Samuel Adams has a reputation as being the "rabble rouser" of the American Independence movement. And yes, he was a righteous and imposing man of deeply held convictions on the meaning of "liberty" and wresting it from the British crown. But put aside popular notions that Samuel Adams was an overly rambunctious troublemaker, for such forthright traits might suit a man described in the title of this work as the "Father" of the American Revolution. Mind you, the title should not confuse the reader about Samuel Adam's "paternal" contributions to America's independence with those of George Washington, "The Father of Our Country." Adams' prime contributions were in the creation and sustaining of the idea of independence. He was an extraordinary organizer. Washington was a leader who won the war, and by virtue of his reluctant acceptance of the postwar presidency, set the tone for all American executive heads of state to follow.
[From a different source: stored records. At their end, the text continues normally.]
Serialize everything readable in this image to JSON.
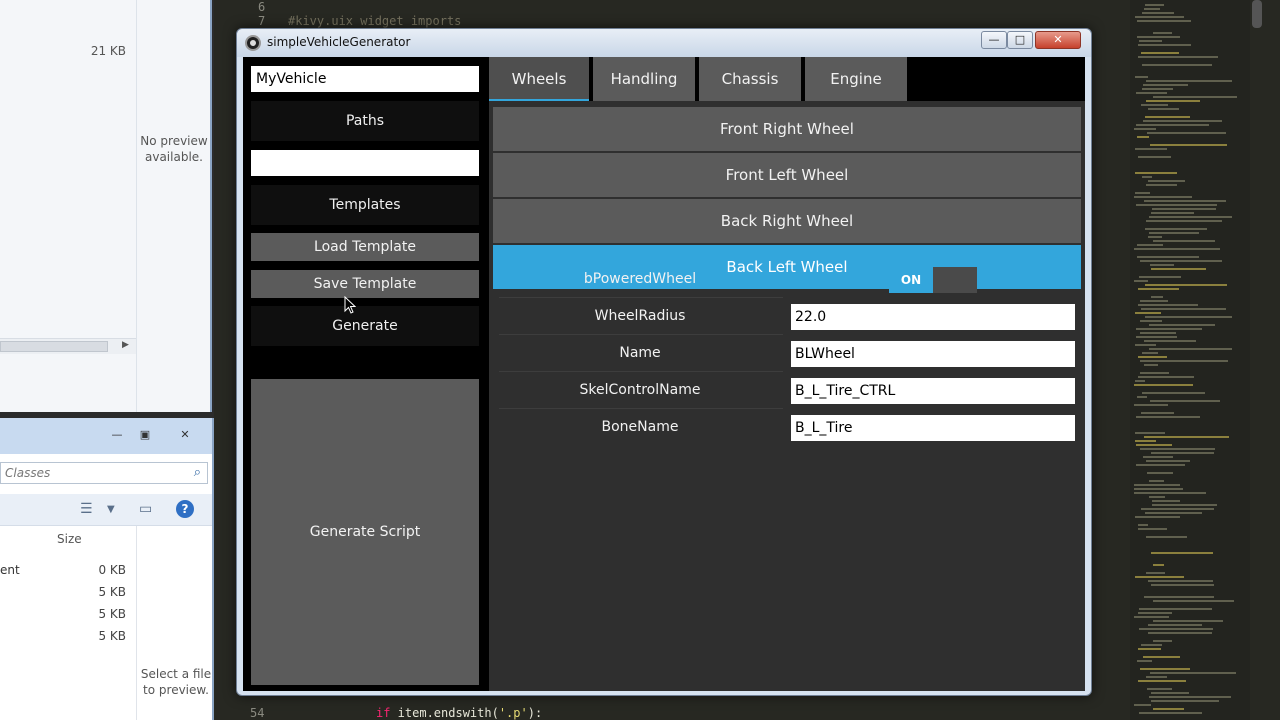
{
  "background": {
    "explorer_top": {
      "size_value": "21 KB",
      "preview_text": "No preview available."
    },
    "explorer_bottom": {
      "search_placeholder": "Classes",
      "size_header": "Size",
      "rows": [
        {
          "label": "ent",
          "size": "0 KB"
        },
        {
          "label": "",
          "size": "5 KB"
        },
        {
          "label": "",
          "size": "5 KB"
        },
        {
          "label": "",
          "size": "5 KB"
        }
      ],
      "preview_text": "Select a file to preview."
    },
    "editor": {
      "line_top_num": "6",
      "line_second_num": "7",
      "line_second_code": "#kivy.uix widget imports",
      "line_bottom_num": "54",
      "line_bottom_code_kw": "if",
      "line_bottom_code_rest": " item.endswith(",
      "line_bottom_code_str": "'.p'",
      "line_bottom_code_end": "):"
    }
  },
  "app": {
    "title": "simpleVehicleGenerator",
    "win_buttons": {
      "minimize": "—",
      "maximize": "□",
      "close": "✕"
    },
    "left": {
      "vehicle_name_value": "MyVehicle",
      "paths_label": "Paths",
      "path_value": "",
      "templates_label": "Templates",
      "load_template_label": "Load Template",
      "save_template_label": "Save Template",
      "generate_label": "Generate",
      "generate_script_label": "Generate Script"
    },
    "tabs": [
      {
        "label": "Wheels",
        "active": true
      },
      {
        "label": "Handling",
        "active": false
      },
      {
        "label": "Chassis",
        "active": false
      },
      {
        "label": "Engine",
        "active": false
      }
    ],
    "wheels": [
      {
        "label": "Front Right Wheel",
        "active": false
      },
      {
        "label": "Front Left Wheel",
        "active": false
      },
      {
        "label": "Back Right Wheel",
        "active": false
      },
      {
        "label": "Back Left Wheel",
        "active": true
      }
    ],
    "props": {
      "powered_label": "bPoweredWheel",
      "powered_state": "ON",
      "radius_label": "WheelRadius",
      "radius_value": "22.0",
      "name_label": "Name",
      "name_value": "BLWheel",
      "skel_label": "SkelControlName",
      "skel_value": "B_L_Tire_CTRL",
      "bone_label": "BoneName",
      "bone_value": "B_L_Tire"
    }
  },
  "colors": {
    "accent": "#33a6dc",
    "button_grey": "#5b5b5b",
    "panel_bg": "#2f2f2f"
  }
}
Adams was likely the primary instigator -- and a participant -- in the Boston Tea Party, during which Indian-disguised patriots tossed tea into the harbor rather than pay duties or taxes on it. This defiant vandalism put an active exclamation point on the phrase, "No Taxation without Representation(!)" Yet Adams did not "spoil" for fights in the sense of being constantly riled up. More accurately, his relentless preparedness and his complete mastery of the politics underlying the Independence movement assured a domineering reputation he carries to this day.
Samuel Adams is also widely perceived as the "brewer-patriot," though making beer wasn't quite his occupation. He was more of a beer distributor. In these modern times a Boston-brewed beer is named for him - an entire line of beers. The flagship "Samuel Adams" lager is one of America's premium beers, this beer drinker would acknowledge. (The book doesn't mention this Sam Adams legacy; and the founding member of the Anheuser-Busch beer behemoth might lay claim to being "Father of the American Beer spigot.)
Politically, Samuel Adams was a man convinced of the righteousness and possibilities of the Cause, and burned with ever fiber of his being to seeing Independence realized. He was a political genius for the ages in his recognition of opportunities, of gauging public sentiment, knowing whom his opponents and allies were, and of the underlying organization required to either persuade or outmaneuver his opposition.
He initiated remarkable networks, the Committees of Correspondence. Such networks knitted together the original Thirteen colonies. Adams'
networks were unmatched. One gets an impression he spent most of his days composing and reading correspondence from across the entire eastern continent. Running in tandem with these correspondence committees was an intelligence network unsurpassed among his American allies and rivals, and the British enemy. The British, besides struggling militarily, never gained political traction in large part because Adams and his correspondents were often several steps ahead of them. Any issue
that Adams had an interest in often saw his opponents outclassed, never standing a chance, and never knowing what hit them. Such was Adams' disciplined political groundwork and command and control of information. These exceeding disciplines, when mixed with Adams' natural zeal, were critical to America's independence. It's a quirk of history that most recall only Adams' zeal; this book presents the full magnitude of his considerable intellectual contributions.
So yes, yes: go ahead, hoist a brew to Samuel Adams, America's popularly conceived "brewer-patriot. But in more lucid moments, recognize a man of conviction who ranks among the greatest political organizers in history. His blend wasn't "hops and barley" so much as "conviction and political brilliance." A brilliance equal to that of any of his fellow Founders.